How to find the height of a 2D coordinate on a four-sided 3D polygon plane? How do I find the height of a given 2D coordinate on a four-sided 3D polygon plane? The polygon has no volume. I'm trying to match 3D terrain vectors to a 3D polygon. I'll always know that the 2D version of the 3D poly contains the 2D coordinate, but I need to get the height at that 2D coordinate on the polygon surface.

How can I figure out the height of point F1 in the image example?
 A: You can get a normal vector to the plane.
$n = (P_4 -P_1) \times (P_2 - P_1)$
From there you can find the point-normal form of the plane.
$(p-P_1) \cdot n = 0$
You want the intersection of this plane and the line $l =<\!312,0,190\!> + <\!0,1,0\!>\,t$ , so solve
$(<\!312,0,190\!> + <\!0,1,0\!>\,t - P_1) \cdot n = 0$ for $t$:
$ t = \Large{(P_1 - <312,0,190>) \cdot n \over <0,1,0> \cdot n}$
Then plug that value into your line equation to find your point.
A: For the 4 points of your figure to represent an actual quadrilateral in a 3-space, they would have to be coplanar.
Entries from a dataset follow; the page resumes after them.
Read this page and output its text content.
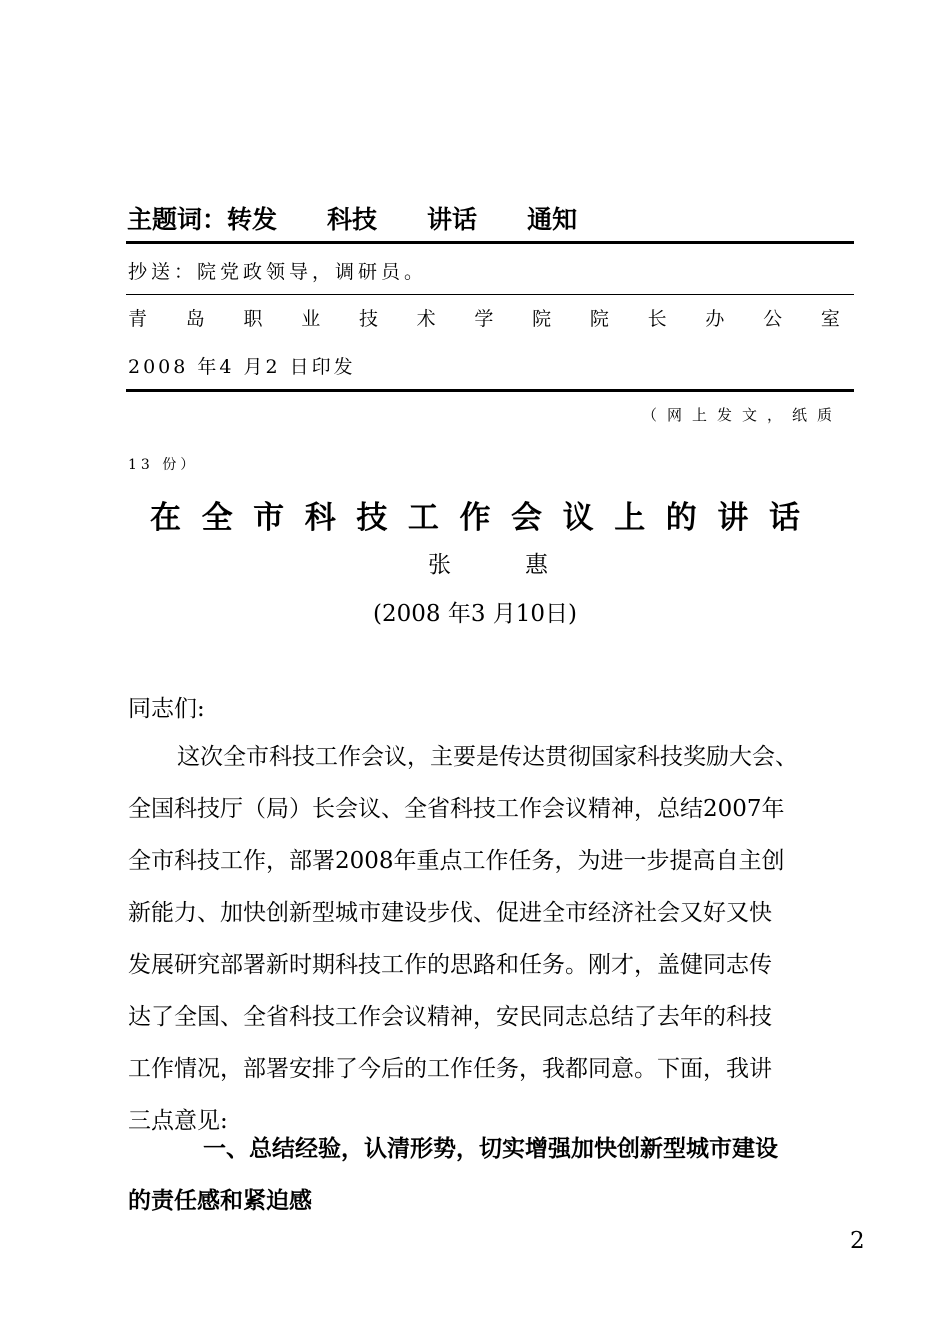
主题词：转发 科技 讲话 通知
抄送：院党政领导，调研员。
青 岛 职 业 技 术 学 院 院 长 办 公 室
2008 年4 月2 日印发
（网上发文，纸质
13 份）
在 全 市 科 技 工 作 会 议 上 的 讲 话
张	惠
(2008 年3 月10日)
同志们:
这次全市科技工作会议，主要是传达贯彻国家科技奖励大会、
全国科技厅（局）长会议、全省科技工作会议精神，总结2007年
全市科技工作，部署2008年重点工作任务，为进一步提高自主创
新能力、加快创新型城市建设步伐、促进全市经济社会又好又快
发展研究部署新时期科技工作的思路和任务。刚才，盖健同志传
达了全国、全省科技工作会议精神，安民同志总结了去年的科技
工作情况，部署安排了今后的工作任务，我都同意。下面，我讲
三点意见:
一、总结经验，认清形势，切实增强加快创新型城市建设
的责任感和紧迫感
2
Stack the coördinates of the 4 points vertically, forming a matrix of 3 columns and 4 rows. Make a 4th column of ones. You now have a 4×4 matrix. If the determinant of the matrix evaluates to 0, then the 4 points are coplanar — i.e, all 4 points occupy the same plane. The determinant occasioned by this process does not vanish, so the four given points are not coplanar.
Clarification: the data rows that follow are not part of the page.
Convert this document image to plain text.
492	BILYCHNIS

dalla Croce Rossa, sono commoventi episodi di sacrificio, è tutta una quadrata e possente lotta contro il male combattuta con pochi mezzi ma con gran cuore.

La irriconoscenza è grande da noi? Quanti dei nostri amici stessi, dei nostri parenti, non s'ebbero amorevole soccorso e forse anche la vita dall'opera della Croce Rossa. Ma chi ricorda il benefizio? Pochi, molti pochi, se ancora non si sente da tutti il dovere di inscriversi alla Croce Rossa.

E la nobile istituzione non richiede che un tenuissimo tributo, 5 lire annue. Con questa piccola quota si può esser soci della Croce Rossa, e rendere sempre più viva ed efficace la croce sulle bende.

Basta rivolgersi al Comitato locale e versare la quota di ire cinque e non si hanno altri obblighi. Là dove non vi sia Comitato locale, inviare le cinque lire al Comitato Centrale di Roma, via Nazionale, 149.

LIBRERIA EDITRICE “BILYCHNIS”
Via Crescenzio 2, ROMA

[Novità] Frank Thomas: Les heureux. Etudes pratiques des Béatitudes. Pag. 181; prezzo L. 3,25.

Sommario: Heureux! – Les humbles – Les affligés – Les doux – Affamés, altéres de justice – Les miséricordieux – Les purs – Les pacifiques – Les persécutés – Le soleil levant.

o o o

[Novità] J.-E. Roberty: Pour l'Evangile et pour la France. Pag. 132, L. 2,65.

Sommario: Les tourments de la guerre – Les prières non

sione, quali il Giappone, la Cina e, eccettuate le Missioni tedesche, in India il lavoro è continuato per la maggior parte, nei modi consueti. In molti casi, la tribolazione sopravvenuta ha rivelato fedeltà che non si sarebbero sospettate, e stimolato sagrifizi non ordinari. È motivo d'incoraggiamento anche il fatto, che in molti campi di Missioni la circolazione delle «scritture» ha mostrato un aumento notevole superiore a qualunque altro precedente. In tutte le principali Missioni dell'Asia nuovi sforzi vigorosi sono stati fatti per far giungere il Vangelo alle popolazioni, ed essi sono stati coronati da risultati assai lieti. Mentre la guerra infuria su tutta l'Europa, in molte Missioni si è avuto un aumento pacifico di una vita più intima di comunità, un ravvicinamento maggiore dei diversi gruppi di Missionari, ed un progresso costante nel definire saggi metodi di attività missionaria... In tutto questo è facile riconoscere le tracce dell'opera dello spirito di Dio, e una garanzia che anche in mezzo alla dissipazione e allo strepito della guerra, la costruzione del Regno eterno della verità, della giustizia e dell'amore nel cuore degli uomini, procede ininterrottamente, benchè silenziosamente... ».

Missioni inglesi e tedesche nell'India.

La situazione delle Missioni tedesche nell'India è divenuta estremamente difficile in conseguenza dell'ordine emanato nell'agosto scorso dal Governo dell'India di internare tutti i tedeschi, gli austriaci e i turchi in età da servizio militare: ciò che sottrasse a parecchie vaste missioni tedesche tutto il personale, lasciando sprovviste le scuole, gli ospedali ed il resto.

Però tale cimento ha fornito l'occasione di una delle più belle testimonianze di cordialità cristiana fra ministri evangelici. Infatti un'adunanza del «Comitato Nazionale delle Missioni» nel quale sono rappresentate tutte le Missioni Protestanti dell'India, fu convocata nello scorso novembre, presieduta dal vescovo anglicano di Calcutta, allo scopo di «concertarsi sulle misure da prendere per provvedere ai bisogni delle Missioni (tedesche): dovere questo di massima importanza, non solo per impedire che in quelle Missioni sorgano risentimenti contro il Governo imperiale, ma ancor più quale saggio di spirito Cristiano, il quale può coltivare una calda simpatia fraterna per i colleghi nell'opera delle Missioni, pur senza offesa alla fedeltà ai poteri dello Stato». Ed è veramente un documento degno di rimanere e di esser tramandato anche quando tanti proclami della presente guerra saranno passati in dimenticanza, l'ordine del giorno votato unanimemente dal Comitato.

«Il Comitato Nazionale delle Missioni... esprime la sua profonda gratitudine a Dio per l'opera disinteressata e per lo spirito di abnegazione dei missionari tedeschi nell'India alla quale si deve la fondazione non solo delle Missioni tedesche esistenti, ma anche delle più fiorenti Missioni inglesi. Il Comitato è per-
If they were, however, we would continue as follows: Alter the matrix by replacing one of the 4 points with the point that has the unknown coördinate. Evaluate the determinant of this matrix. This will yield a linear expression in your sought-after unknown coördinate. Equate the expression to 0 and solve the equation and — BINGO!